High-altitude polar NM with the new DAQ system as a tool to study details of the cosmic-ray induced nucleonic cascade

TL;DR

This paper introduces a new data acquisition system for neutron monitors at the Antarctic station, enabling detailed analysis of cosmic-ray induced atmospheric cascades through pulse shape and timing data.

Contribution

The study presents a novel DAQ system that digitizes and analyzes pulse characteristics, revealing new insights into atmospheric cascades and secondary particle spectra.

Findings

Identification of distinct pulse types related to secondary neutrons, noise, and muons.

Detection of two peaks in waiting time distributions indicating different cascade processes.

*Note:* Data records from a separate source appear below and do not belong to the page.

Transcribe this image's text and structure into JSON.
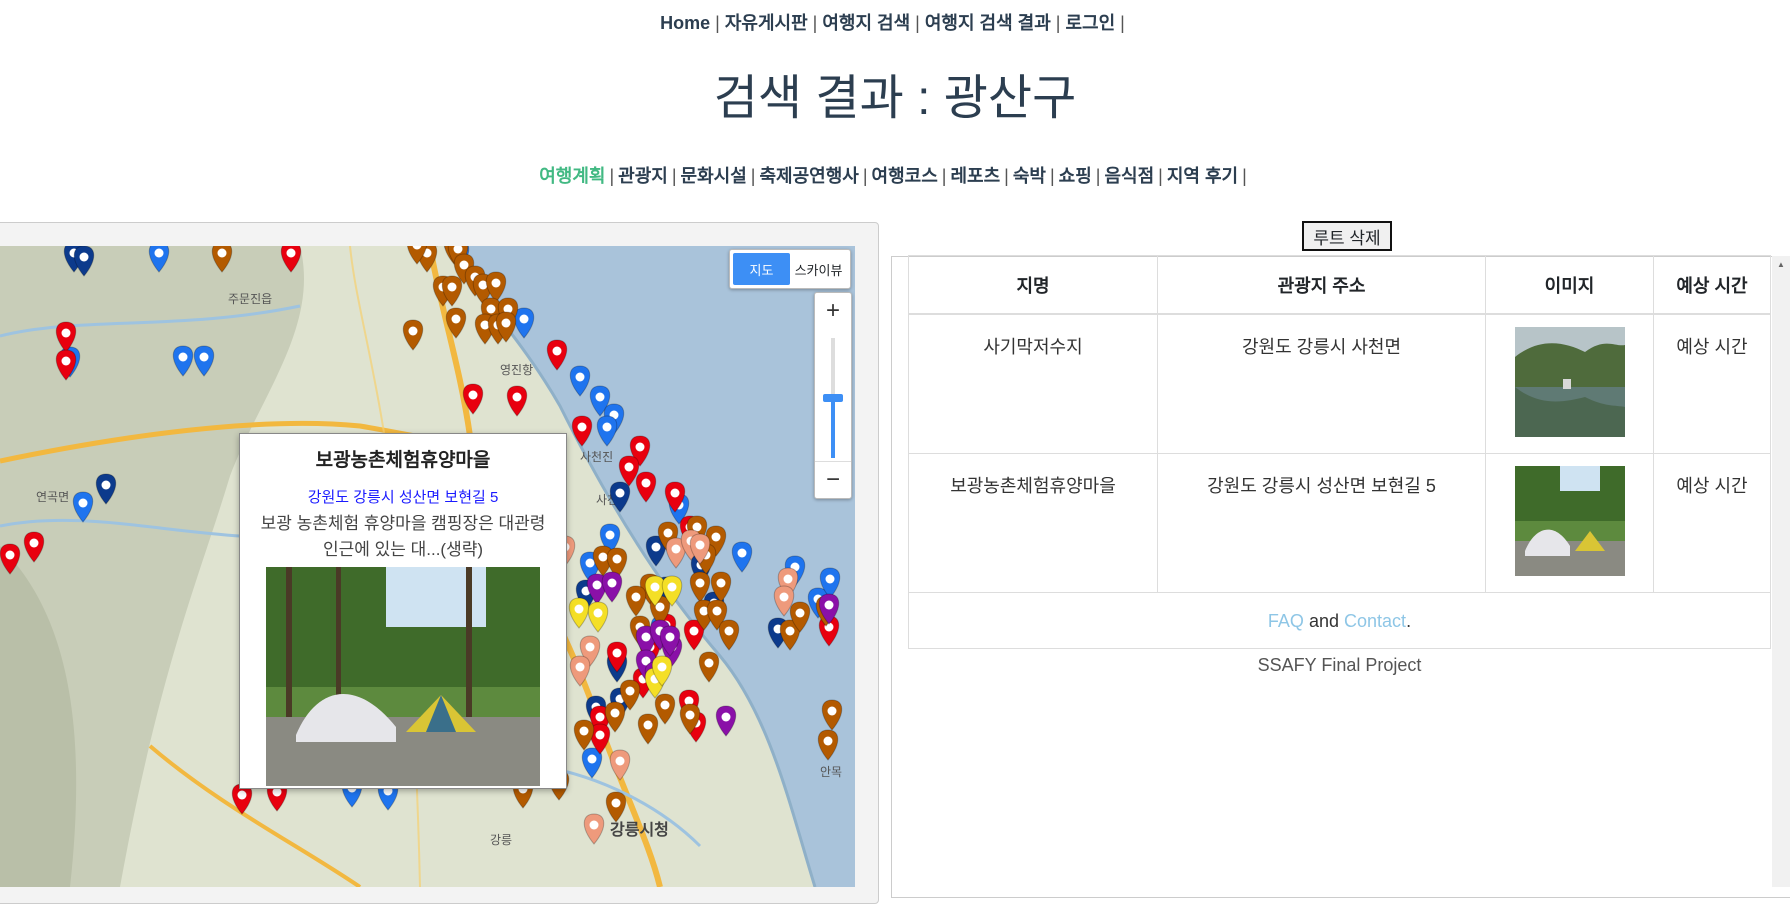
{
  "nav": {
    "home": "Home",
    "board": "자유게시판",
    "search": "여행지 검색",
    "results": "여행지 검색 결과",
    "login": "로그인",
    "sep": "|"
  },
  "page_title": "검색 결과 : 광산구",
  "categories": [
    "여행계획",
    "관광지",
    "문화시설",
    "축제공연행사",
    "여행코스",
    "레포츠",
    "숙박",
    "쇼핑",
    "음식점",
    "지역 후기"
  ],
  "map": {
    "type_map": "지도",
    "type_sky": "스카이뷰",
    "zoom_in": "+",
    "zoom_out": "−",
    "zoom_level_fraction": 0.5,
    "labels": [
      "주문진읍",
      "영진항",
      "연곡면",
      "사천진",
      "사천",
      "강릉시청",
      "강릉",
      "안목"
    ],
    "marker_colors": {
      "red": "#e8000f",
      "blue": "#1f74ee",
      "navy": "#0c3a8c",
      "brown": "#b35a00",
      "purple": "#8a10a8",
      "yellow": "#f4df26",
      "salmon": "#ee9a7c"
    },
    "info": {
      "name": "보광농촌체험휴양마을",
      "address": "강원도 강릉시 성산면 보현길 5",
      "desc": "보광 농촌체험 휴양마을 캠핑장은 대관령 인근에 있는 대...(생략)"
    }
  },
  "route": {
    "delete_button": "루트 삭제",
    "headers": [
      "지명",
      "관광지 주소",
      "이미지",
      "예상 시간"
    ],
    "rows": [
      {
        "name": "사기막저수지",
        "address": "강원도 강릉시 사천면",
        "time": "예상 시간"
      },
      {
        "name": "보광농촌체험휴양마을",
        "address": "강원도 강릉시 성산면 보현길 5",
        "time": "예상 시간"
      }
    ],
    "footer": {
      "faq": "FAQ",
      "and": "and",
      "contact": "Contact",
      "period": "."
    },
    "credit": "SSAFY Final Project"
  }
}
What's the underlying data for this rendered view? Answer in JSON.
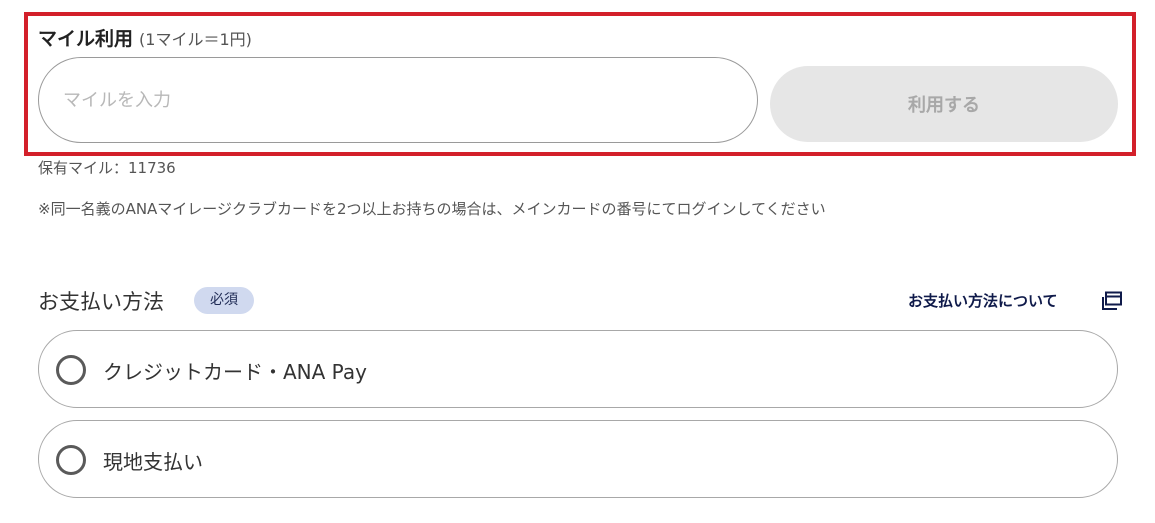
{
  "mile_use": {
    "title": "マイル利用",
    "rate_note": "(1マイル＝1円)",
    "input_placeholder": "マイルを入力",
    "input_value": "",
    "use_button_label": "利用する",
    "held_miles_text": "保有マイル：11736",
    "notice_text": "※同一名義のANAマイレージクラブカードを2つ以上お持ちの場合は、メインカードの番号にてログインしてください",
    "highlight_color": "#d3202a"
  },
  "payment": {
    "title": "お支払い方法",
    "required_badge": "必須",
    "info_link_label": "お支払い方法について",
    "info_link_icon": "external-window-icon",
    "options": [
      {
        "label": "クレジットカード・ANA Pay",
        "selected": false
      },
      {
        "label": "現地支払い",
        "selected": false
      }
    ]
  }
}
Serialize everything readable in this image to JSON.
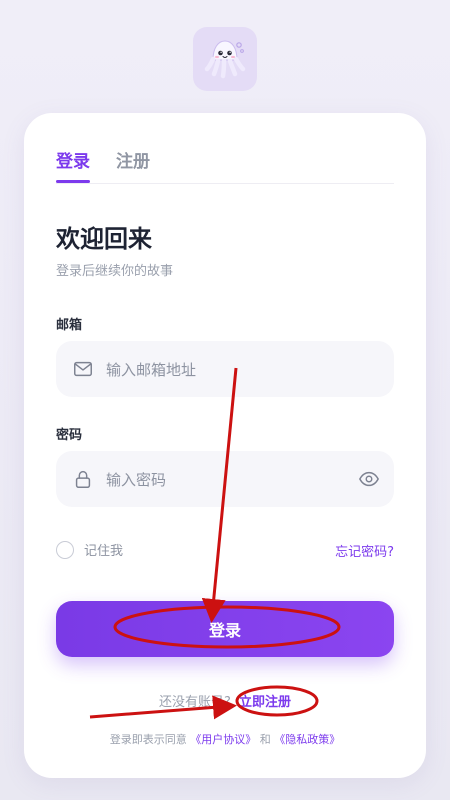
{
  "tabs": [
    {
      "label": "登录",
      "active": true
    },
    {
      "label": "注册",
      "active": false
    }
  ],
  "header": {
    "title": "欢迎回来",
    "subtitle": "登录后继续你的故事"
  },
  "form": {
    "email_label": "邮箱",
    "email_placeholder": "输入邮箱地址",
    "email_value": "",
    "password_label": "密码",
    "password_placeholder": "输入密码",
    "password_value": "",
    "remember_label": "记住我",
    "remember_checked": false,
    "forgot_label": "忘记密码?",
    "submit_label": "登录"
  },
  "footer": {
    "signup_prompt": "还没有账号?",
    "signup_link": "立即注册",
    "terms_prefix": "登录即表示同意",
    "terms_link": "《用户协议》",
    "terms_and": "和",
    "privacy_link": "《隐私政策》"
  },
  "icons": {
    "logo": "octopus-mascot-icon",
    "email": "mail-icon",
    "password": "lock-icon",
    "toggle_password": "eye-icon"
  },
  "colors": {
    "accent": "#7c3aed",
    "annotation": "#cc1111"
  }
}
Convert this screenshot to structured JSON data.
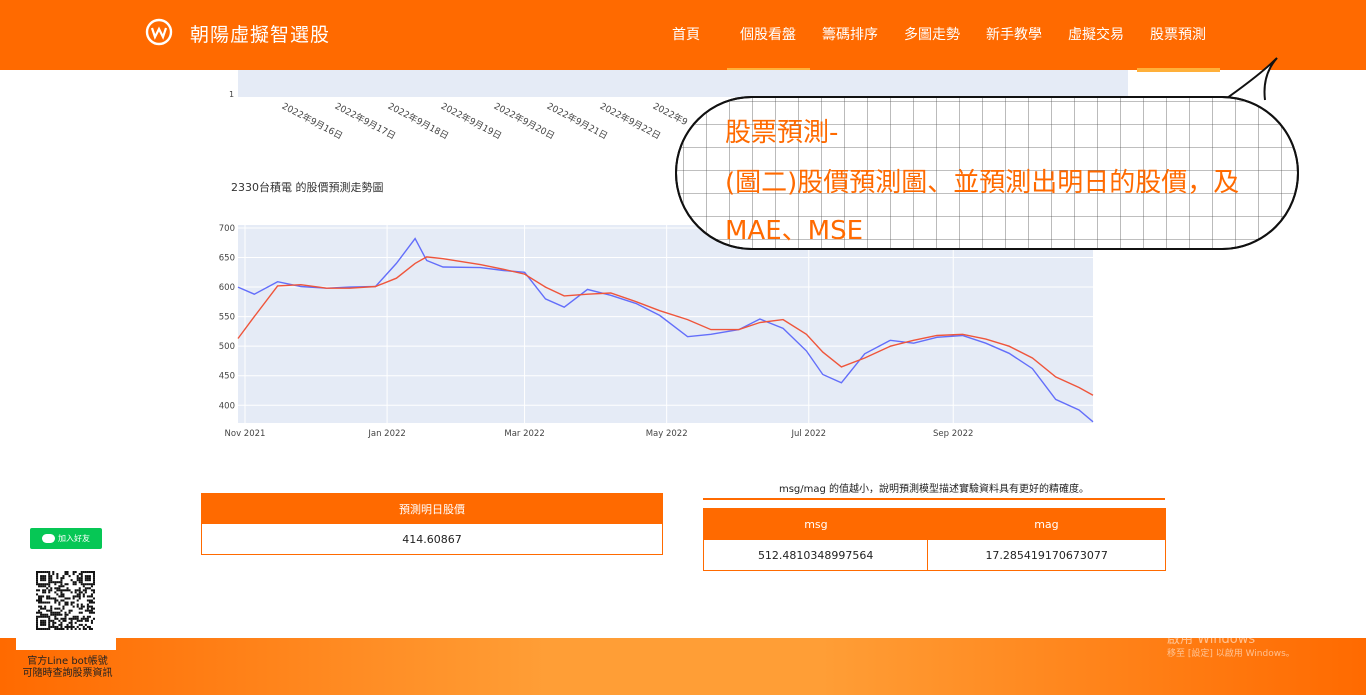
{
  "header": {
    "brand": "朝陽虛擬智選股",
    "nav": [
      "首頁",
      "個股看盤",
      "籌碼排序",
      "多圖走勢",
      "新手教學",
      "虛擬交易",
      "股票預測"
    ]
  },
  "top_chart": {
    "y_tick": "1",
    "x_ticks": [
      "2022年9月16日",
      "2022年9月17日",
      "2022年9月18日",
      "2022年9月19日",
      "2022年9月20日",
      "2022年9月21日",
      "2022年9月22日",
      "2022年9"
    ]
  },
  "annotation": {
    "line1": "股票預測-",
    "line2": "(圖二)股價預測圖、並預測出明日的股價，及",
    "line3": "MAE、MSE"
  },
  "chart_data": {
    "type": "line",
    "title": "2330台積電 的股價預測走勢圖",
    "x_ticks": [
      "Nov 2021",
      "Jan 2022",
      "Mar 2022",
      "May 2022",
      "Jul 2022",
      "Sep 2022"
    ],
    "y_ticks": [
      700,
      650,
      600,
      550,
      500,
      450,
      400
    ],
    "ylim": [
      370,
      705
    ],
    "colors": {
      "actual": "#636efa",
      "predicted": "#ef553b"
    },
    "series": [
      {
        "name": "",
        "x": [
          "2021-10-29",
          "2021-11-05",
          "2021-11-15",
          "2021-11-25",
          "2021-12-06",
          "2021-12-16",
          "2021-12-27",
          "2022-01-05",
          "2022-01-13",
          "2022-01-18",
          "2022-01-25",
          "2022-02-10",
          "2022-02-20",
          "2022-03-01",
          "2022-03-10",
          "2022-03-18",
          "2022-03-28",
          "2022-04-07",
          "2022-04-18",
          "2022-04-28",
          "2022-05-10",
          "2022-05-20",
          "2022-06-01",
          "2022-06-10",
          "2022-06-20",
          "2022-06-30",
          "2022-07-07",
          "2022-07-15",
          "2022-07-25",
          "2022-08-05",
          "2022-08-15",
          "2022-08-25",
          "2022-09-05",
          "2022-09-15",
          "2022-09-25",
          "2022-10-05",
          "2022-10-15",
          "2022-10-25",
          "2022-10-31"
        ],
        "values": [
          600,
          588,
          609,
          601,
          598,
          600,
          601,
          640,
          682,
          645,
          634,
          633,
          628,
          625,
          580,
          566,
          596,
          586,
          572,
          552,
          516,
          520,
          528,
          546,
          530,
          492,
          452,
          438,
          487,
          510,
          505,
          515,
          518,
          505,
          488,
          462,
          410,
          392,
          372
        ]
      },
      {
        "name": "",
        "x": [
          "2021-10-29",
          "2021-11-05",
          "2021-11-15",
          "2021-11-25",
          "2021-12-06",
          "2021-12-16",
          "2021-12-27",
          "2022-01-05",
          "2022-01-13",
          "2022-01-18",
          "2022-01-25",
          "2022-02-10",
          "2022-02-20",
          "2022-03-01",
          "2022-03-10",
          "2022-03-18",
          "2022-03-28",
          "2022-04-07",
          "2022-04-18",
          "2022-04-28",
          "2022-05-10",
          "2022-05-20",
          "2022-06-01",
          "2022-06-10",
          "2022-06-20",
          "2022-06-30",
          "2022-07-07",
          "2022-07-15",
          "2022-07-25",
          "2022-08-05",
          "2022-08-15",
          "2022-08-25",
          "2022-09-05",
          "2022-09-15",
          "2022-09-25",
          "2022-10-05",
          "2022-10-15",
          "2022-10-25",
          "2022-10-31"
        ],
        "values": [
          513,
          550,
          602,
          604,
          598,
          598,
          601,
          615,
          640,
          651,
          648,
          638,
          630,
          622,
          600,
          585,
          588,
          590,
          575,
          560,
          545,
          528,
          528,
          540,
          545,
          520,
          490,
          465,
          480,
          500,
          510,
          518,
          520,
          512,
          500,
          480,
          448,
          430,
          417
        ]
      }
    ]
  },
  "prediction_table": {
    "header": "預測明日股價",
    "value": "414.60867"
  },
  "metric_note": "msg/mag 的值越小，說明預測模型描述實驗資料具有更好的精確度。",
  "metric_table": {
    "headers": [
      "msg",
      "mag"
    ],
    "values": [
      "512.4810348997564",
      "17.285419170673077"
    ]
  },
  "sidebar": {
    "line_button": "加入好友",
    "caption_line1": "官方Line bot帳號",
    "caption_line2": "可隨時查詢股票資訊"
  },
  "watermark": {
    "line1": "啟用 Windows",
    "line2": "移至 [設定] 以啟用 Windows。"
  }
}
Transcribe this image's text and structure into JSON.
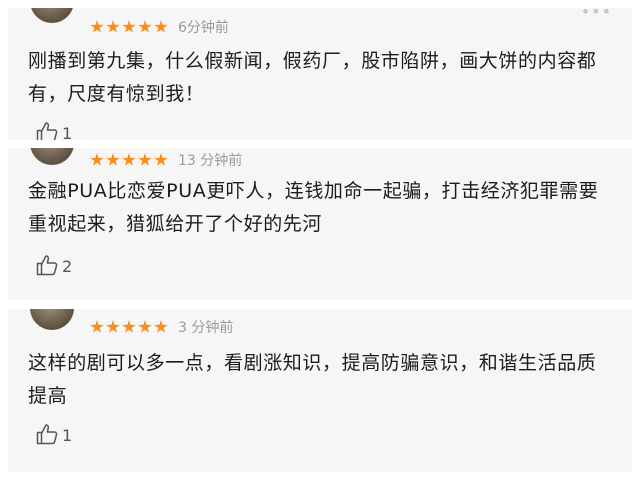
{
  "comments": [
    {
      "rating": 5,
      "time": "6分钟前",
      "text": "刚播到第九集，什么假新闻，假药厂，股市陷阱，画大饼的内容都有，尺度有惊到我！",
      "likes": "1"
    },
    {
      "rating": 5,
      "time": "13 分钟前",
      "text": "金融PUA比恋爱PUA更吓人，连钱加命一起骗，打击经济犯罪需要重视起来，猎狐给开了个好的先河",
      "likes": "2"
    },
    {
      "rating": 5,
      "time": "3 分钟前",
      "text": "这样的剧可以多一点，看剧涨知识，提高防骗意识，和谐生活品质提高",
      "likes": "1"
    }
  ],
  "icons": {
    "more": "more-icon",
    "like": "thumbs-up-icon",
    "star": "star-icon"
  },
  "colors": {
    "star": "#ff8c1a",
    "time": "#9a9a9a",
    "card_background": "#f6f6f6",
    "text": "#1c1c1c"
  }
}
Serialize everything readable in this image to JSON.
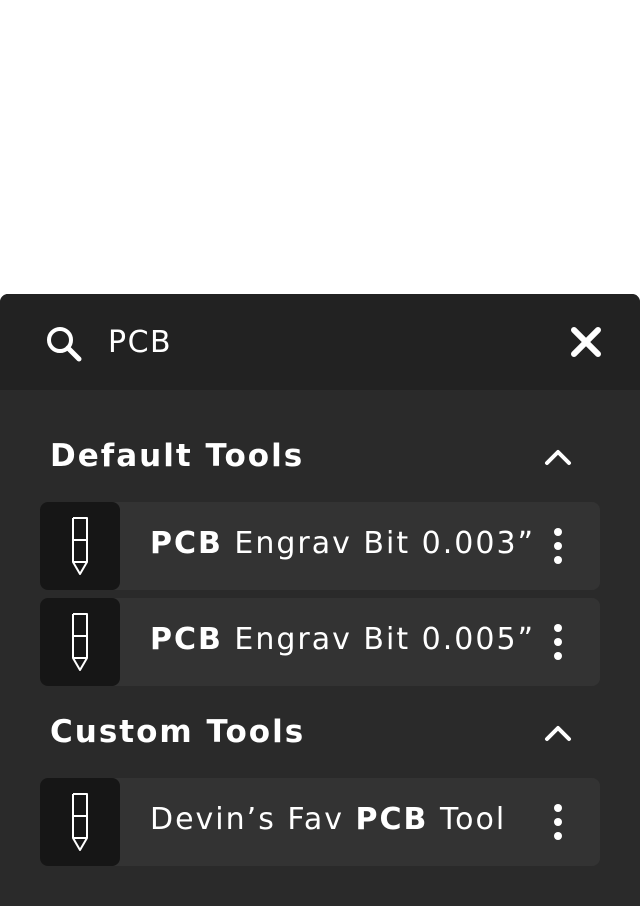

Potential to study cosmic-ray spectra and atmospheric cascades at a single location.

Abstract

A neutron monitor (NM) is, since the 1950s, a standard ground-based detector whose count rate reflects cosmic-ray variability. The worldwide network of NMs forms a rough spectrometer for cosmic rays. Recently, a brand-new data acquisition (DAQ) system has been installed on the DOMC and DOMB NMs, located at the Concordia research station on the Central Antarctic plateau. The new DAQ system digitizes, at a 2-MHz sampling rate, and records all individual pulses corresponding to secondary particles in the detector. An analysis of the pulse characteristics (viz. shape, magnitude, duration, waiting time) has been performed, and several clearly distinguishable branches were identified: (A) corresponding to signal from individual secondary neutrons; (B) representing the detector's noise; (C) double pulses corresponding to the {shortly separated nucleons of the same} atmospheric cascades; (D) very-high multiple pulses which are likely caused by atmospheric muons; and (E) double pulses potentially caused by contamination of the neighbouring detector. An analysis of the waiting time distributions has revealed two clearly distinguishable peaks: peak (I) at about 1 msec being related to the intra-cascade diffusion and thermalisation of secondary atmospheric neutrons; and peak (II) at 30--1000 msec corresponding to individual atmospheric cascades. This opens a new possibility to study spectra of cosmic-ray particles in a single location as well as details of the cosmic-ray induced atmospheric cascades, using the same dataset.